+++ ECDPM Challenges blog series. Post number six +++
Declared the UN Year of Family Farming and the AU Year of Food Security, 2014 will be particularly interesting. With key challenges in terms of policy directions, international processes, and Europe-Africa relations, conflicts can certainly arise; but next year we could also see some break-through in all these three dimensions.
The main challenge, in terms of policy choices, is going to be related to the agricultural model that public and private decision-makers promote through their efforts to enhance food security in Africa.
Some believe that agricultural policies have been focused disproportionally at industrial farming, which often goes along with monocropping and heavy use of inputs (at the expense of environmental conservation). Others respond that’s the only way to produce enough to feed the growing African population, while alternative approaches focused on smallholder farming, multicropping and biodiversity protection would not result in sufficient agricultural growth.
Everyone is happy about the gradual return of food security to the centre stage of African and international debates and cooperation in recent years, but it is still not clear which policy direction and agricultural model will prevail. In 2014, if they want to progress with implementation of CAADP, many African countries will have to launch reforms and investment programmes in very tricky areas, where policy dilemmas are still unresolved.

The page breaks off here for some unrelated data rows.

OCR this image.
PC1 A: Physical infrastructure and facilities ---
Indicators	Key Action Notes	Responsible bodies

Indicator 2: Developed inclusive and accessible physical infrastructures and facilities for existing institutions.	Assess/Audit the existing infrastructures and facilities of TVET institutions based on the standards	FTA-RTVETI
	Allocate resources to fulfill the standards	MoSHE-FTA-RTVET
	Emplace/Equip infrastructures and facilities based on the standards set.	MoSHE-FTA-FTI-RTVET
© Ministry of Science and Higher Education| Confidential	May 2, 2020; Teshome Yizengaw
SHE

On land for example: will policy favour foreign investors’ acquisition of land or the promotion of anti-eviction laws and more equitable access to land, especially for women? And will policy go for seeds certification and harmonisation, possibly leading to improved seeds and higher yields, or ‘open access technologies’ to protect small scale farmers rights and avoid regulations risking to inhibit farmers from exchanging, saving and replanting their traditional seeds? More frank political dialogues and choices around similar issues are badly needed at all levels in 2014, hopefully recognising that there are no one-size-fits-all solutions and that site-specific diverse and complementary approaches will be required to promote food security.

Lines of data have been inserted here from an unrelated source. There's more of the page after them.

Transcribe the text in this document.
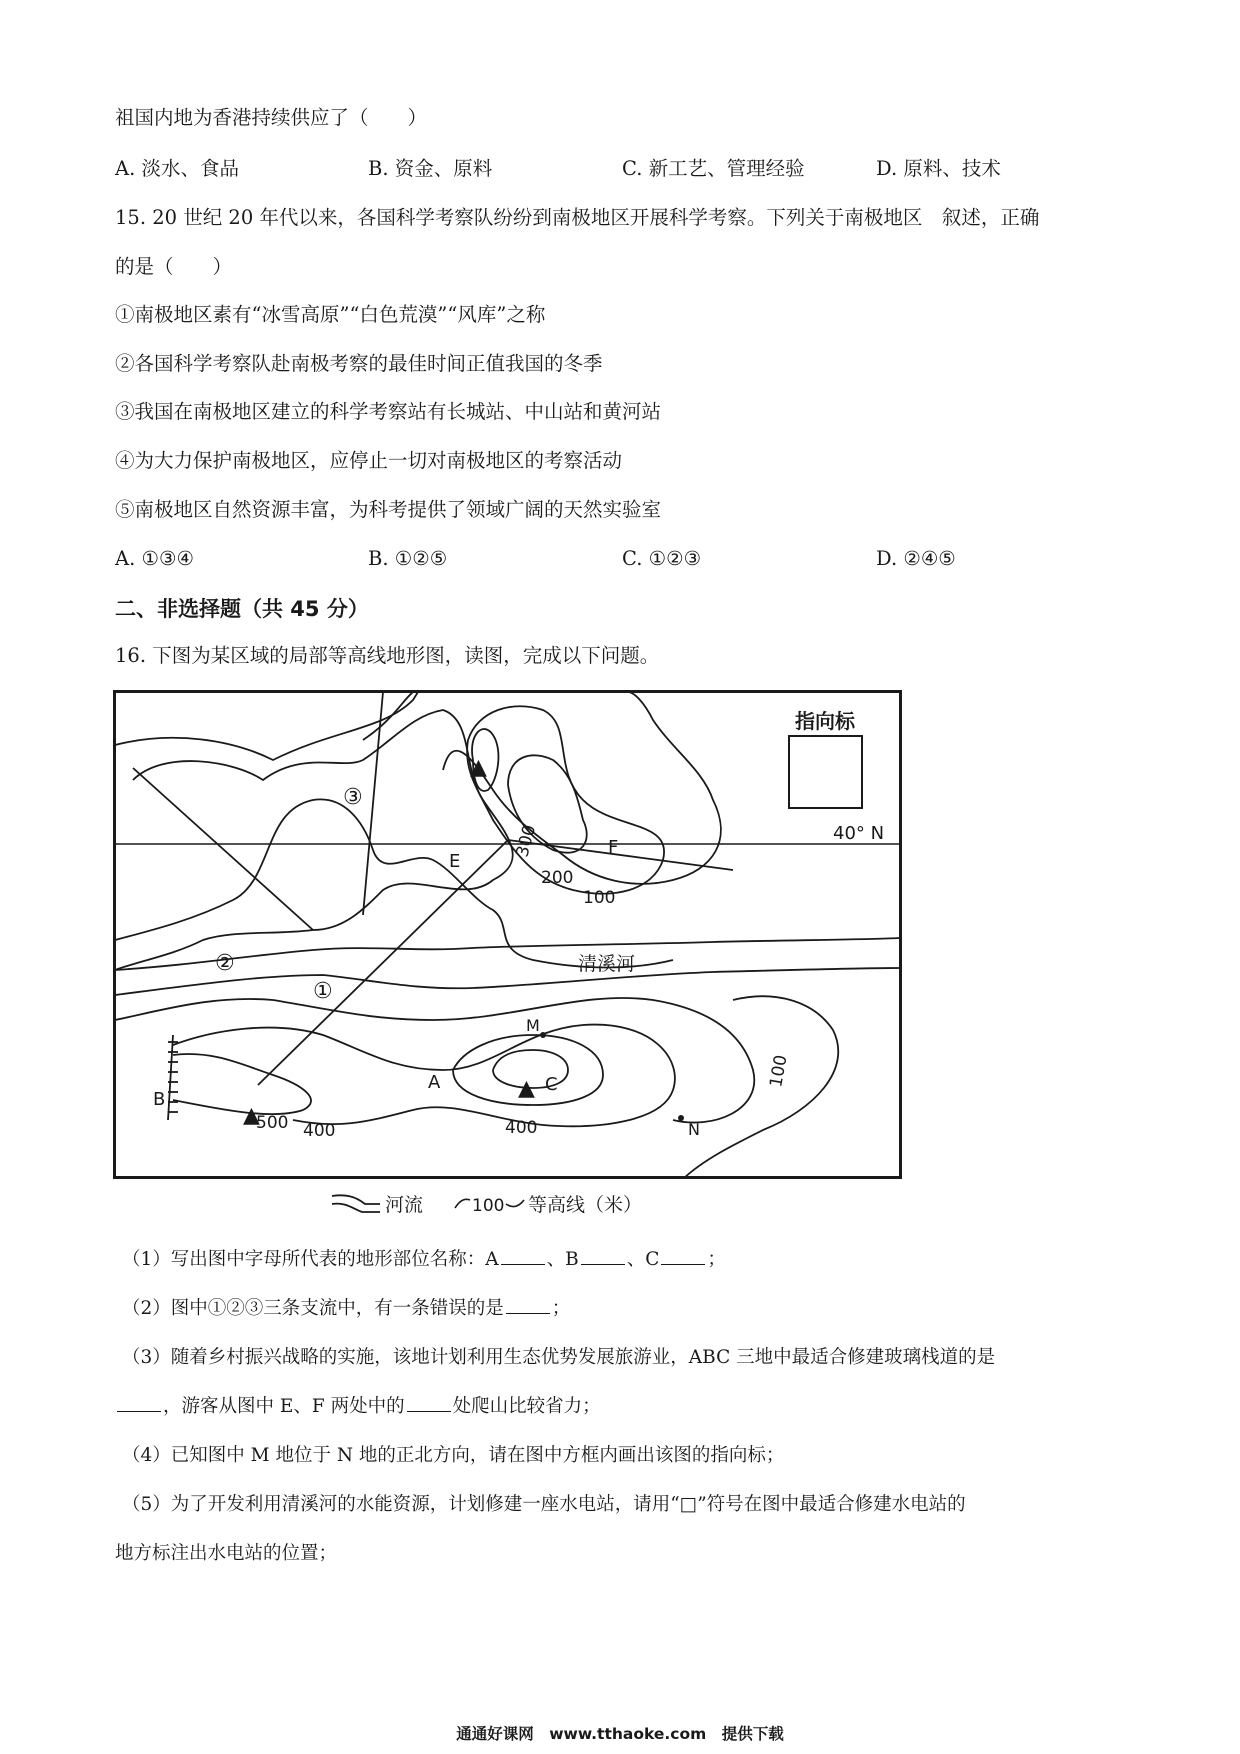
祖国内地为香港持续供应了（　　）
A. 淡水、食品	B. 资金、原料	C. 新工艺、管理经验	D. 原料、技术
15. 20 世纪 20 年代以来，各国科学考察队纷纷到南极地区开展科学考察。下列关于南极地区　叙述，正确
的是（　　）
①南极地区素有“冰雪高原”“白色荒漠”“风库”之称
②各国科学考察队赴南极考察的最佳时间正值我国的冬季
③我国在南极地区建立的科学考察站有长城站、中山站和黄河站
④为大力保护南极地区，应停止一切对南极地区的考察活动
⑤南极地区自然资源丰富，为科考提供了领域广阔的天然实验室
A. ①③④	B. ①②⑤	C. ①②③	D. ②④⑤
二、非选择题（共 45 分）
16. 下图为某区域的局部等高线地形图，读图，完成以下问题。
指向标
40° N
▲
▲
▲
A
B
C
E
F
M
N
①
②
③
清溪河
300
200
100
100
500 400	400
河流	100 等高线（米）
（1）写出图中字母所代表的地形部位名称：A	、B	、C	；
（2）图中①②③三条支流中，有一条错误的是	；
（3）随着乡村振兴战略的实施，该地计划利用生态优势发展旅游业，ABC 三地中最适合修建玻璃栈道的是
，游客从图中 E、F 两处中的	处爬山比较省力；
（4）已知图中 M 地位于 N 地的正北方向，请在图中方框内画出该图的指向标；
（5）为了开发利用清溪河的水能资源，计划修建一座水电站，请用“□”符号在图中最适合修建水电站的
地方标注出水电站的位置；
通通好课网　www.tthaoke.com　提供下载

Two Main Challenges for International Processes
Firstly, all players should use the international attention and focus in 2014 (UN Year of Family Farming – AU Year of Food Security) to effectively make progress on agriculture development and food security. This requires enhanced cooperation rather than divisive debates captured only by polarising discourses around large-scale industrialised vs smallholder farming. Strong political leadership, multi-stakeholder proactive participation, and evidence-based dialogues should be the drivers of such international processes, not purely ideological clashes.
Secondly, in the case of Africa, the big challenge is going to be a much bolder progress in CAADP. This process has achieved a lot in terms of raising overall awareness about the centrality of agriculture for African economic growth and food security. And in few specific countries it is leading to more inclusive policy-making and enhanced investments by governments, private sector and development partners. However, CAADP remains mostly a process so far, according to many observers, especially when seen from the national level or the perspective of a rural entrepreneur. To give few examples, most Ministers of Finance or Planning do not include CAADP in their priority budget allocations, nor in their aid-dialogues with World Bank, bilateral donors, etc. Moreover, general awareness about the CAADP remains very weak among farmers and investors, except in certain countries, and implementation suffers: investments in facilitation of government-led CAADP processes are still high, while financing of national investment programmes and private sector-led activities is still low.

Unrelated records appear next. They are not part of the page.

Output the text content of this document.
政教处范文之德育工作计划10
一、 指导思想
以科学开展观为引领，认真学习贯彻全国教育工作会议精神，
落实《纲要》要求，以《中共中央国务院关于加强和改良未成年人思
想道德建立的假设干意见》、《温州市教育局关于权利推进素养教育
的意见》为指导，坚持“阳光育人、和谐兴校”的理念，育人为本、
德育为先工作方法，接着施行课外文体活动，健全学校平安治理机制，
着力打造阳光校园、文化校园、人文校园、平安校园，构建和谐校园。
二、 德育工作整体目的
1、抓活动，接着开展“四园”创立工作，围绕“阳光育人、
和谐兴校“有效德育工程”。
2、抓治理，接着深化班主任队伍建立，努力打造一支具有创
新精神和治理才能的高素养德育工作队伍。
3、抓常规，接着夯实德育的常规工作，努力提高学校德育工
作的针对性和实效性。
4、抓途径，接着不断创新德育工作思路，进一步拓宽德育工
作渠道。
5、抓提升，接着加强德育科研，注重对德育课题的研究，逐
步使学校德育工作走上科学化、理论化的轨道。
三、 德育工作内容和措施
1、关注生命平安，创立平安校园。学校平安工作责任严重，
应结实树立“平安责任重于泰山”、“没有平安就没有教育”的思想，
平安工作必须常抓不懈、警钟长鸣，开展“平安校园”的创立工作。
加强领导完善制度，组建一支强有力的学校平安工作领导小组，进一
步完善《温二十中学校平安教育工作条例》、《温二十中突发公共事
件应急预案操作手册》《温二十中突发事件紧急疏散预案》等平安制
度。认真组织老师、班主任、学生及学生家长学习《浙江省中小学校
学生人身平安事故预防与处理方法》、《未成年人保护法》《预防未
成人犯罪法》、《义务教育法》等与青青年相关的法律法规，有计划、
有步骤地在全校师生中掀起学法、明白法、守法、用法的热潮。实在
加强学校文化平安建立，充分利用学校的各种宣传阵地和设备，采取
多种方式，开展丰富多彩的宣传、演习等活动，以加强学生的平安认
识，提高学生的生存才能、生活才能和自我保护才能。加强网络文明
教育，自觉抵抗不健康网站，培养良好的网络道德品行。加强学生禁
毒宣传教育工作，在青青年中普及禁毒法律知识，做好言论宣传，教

The AU Year of Food Security is therefore a great opportunity in particular to make CAADP more result-oriented, thus avoiding the tenth anniversary of such important process to coincide with the beginning of its decline.
But What About Europe-Africa Relations in All This?
Looking at food security, the challenge is exactly making 2014 a break-through year, avoiding ‘business as usual’.
The two continents could start jointly pursuing win-win outcomes on food security, maybe even by connecting the specific 2014 international processes with the debates on long-term policy choices. The EU-AU Heads of State Summit will take place in April next year: imagine making it the first Summit to focus on food and nutrition security, but not in terms of European donors supporting African beneficiaries, rather having EU and AU committing to act together for the food and nutrition security of both continents
Having the EU-AU Summit as one of the official milestones of the AU Year of Food Security could only enhance the political and symbolic significance of a new approach to Europe-Africa relations.
If we could recognize a convergence of long-term objectives such as sustainable development, in both continents, then EU and AU countries could start thinking of promoting together: multi-pronged agriculture approaches that can simultaneously attract the much needed investments and use the potential of bio-diverse systems to address climate change and resource scarcity problems; quality food systems and not only agriculture growth; the role of consumers and not only producers, to improve the impact on public-health of our food choices; etc.
But maybe I’m turning challenges for 2014 into dreams …
The views expressed here are those of the author, and may not necessarily represent those of ECDPM.